Dale Shepard, MD, PhD: That's great. So doing fairly well from a hematologic control, have trials now looking at organ function and how we can restore that. What are the next steps? What's the biggest gap that remains?
Jason Valent, MD: I think that this is going to be potentially in terms of a therapy solving one of the biggest gaps that's left. If we can find an effective drug to move amyloid from organs in a rapid manner with limited toxicity, again, that's going to be the holy grail of amyloid treatment. The whole missing piece still is the early diagnosis of Al amyloidosis, and that's where I come back to the serum free light chain. Historically, when we're concerned about a plasma cell disorder, we order an SPEP and a UPEP, and that's not the test to order. We want doctors ordering serum free light chains and serum immunofixation, and urine immunofixation as a screening test for plasma cell disorders. 50% of patients with Al amyloidosis will not have a monoclonal protein detected on an SPEP. The only way you find it is with the serum free light chain assay.

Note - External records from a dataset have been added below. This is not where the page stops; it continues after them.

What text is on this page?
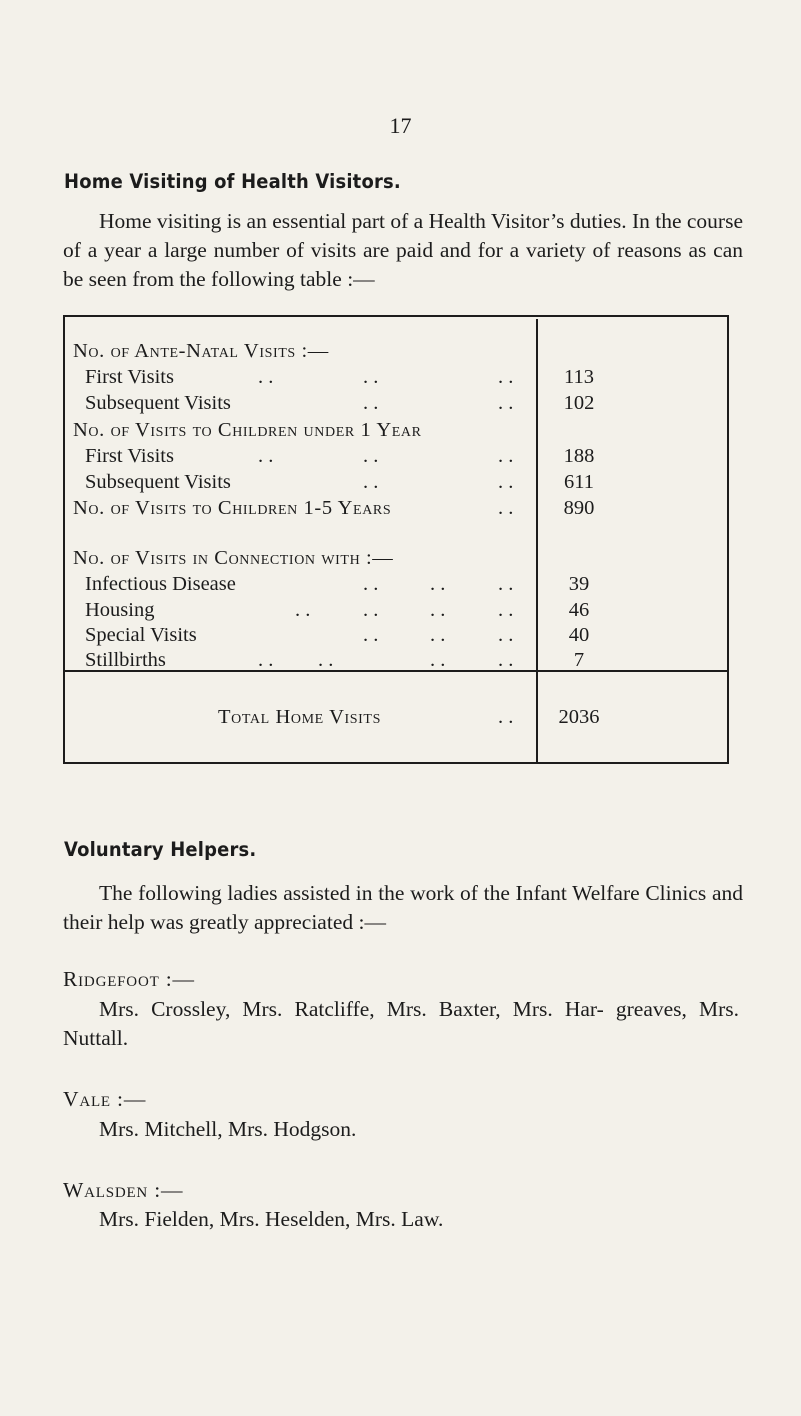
17
Home Visiting of Health Visitors.
Home visiting is an essential part of a Health Visitor’s duties. In the course of a year a large number of visits are paid and for a variety of reasons as can be seen from the following table :—
No. of Ante-Natal Visits :—
First Visits	. .	. .	. .	113
Subsequent Visits	. .	. .	102
No. of Visits to Children under 1 Year
First Visits	. .	. .	. .	188
Subsequent Visits	. .	. .	611
No. of Visits to Children 1-5 Years	. .	890
No. of Visits in Connection with :—
Infectious Disease	. .	. .	. .	39
Housing	. .	. .	. .	. .	46
Special Visits	. .	. .	. .	40
Stillbirths	. . . .	. .	. .	7
Total Home Visits	. .	2036
Voluntary Helpers.
The following ladies assisted in the work of the Infant Welfare Clinics and their help was greatly appreciated :—
Ridgefoot :—
Mrs. Crossley, Mrs. Ratcliffe, Mrs. Baxter, Mrs. Har- greaves, Mrs. Nuttall.
Vale :—
Mrs. Mitchell, Mrs. Hodgson.
Walsden :—
Mrs. Fielden, Mrs. Heselden, Mrs. Law.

And so my biggest ask to physicians, again, if you have someone and you don't know what's wrong with them, at a minimum, just check the serum free light chains. If they're abnormal, refer them to someone who does plasma cell disorders. And the key to amyloidosis and survival is early diagnosis. And so it is absolutely essential that we get the word out about how to test for this disease, appropriate referral to a hematologist, preferably someone who has experience with amyloidosis, and making a diagnosis as soon as possible. Because if we find these patients with early stage disease, their outcomes are exceptional.
The number of treatments that are available now with the four-drug combination. In addition to that, I apologize to my stem cell transplant colleagues for not mentioning high dose melphalan and autologous stem cell transplant as a potential treatment. But that is also a potential treatment for patients with less severe heart involvement in the patients that we're studying on these trials. The major limitation to high dose melphalan is severe cardiac involvement. So if we can make this diagnosis early, that opens up more therapy windows. And so I think that's still the biggest missing piece of amyloid, is early diagnosis.
Dale Shepard, MD, PhD: Outstanding. Jason, thanks for being with us. Thanks for your insights.
Jason Valent, MD: Dale, thank you very much for having me.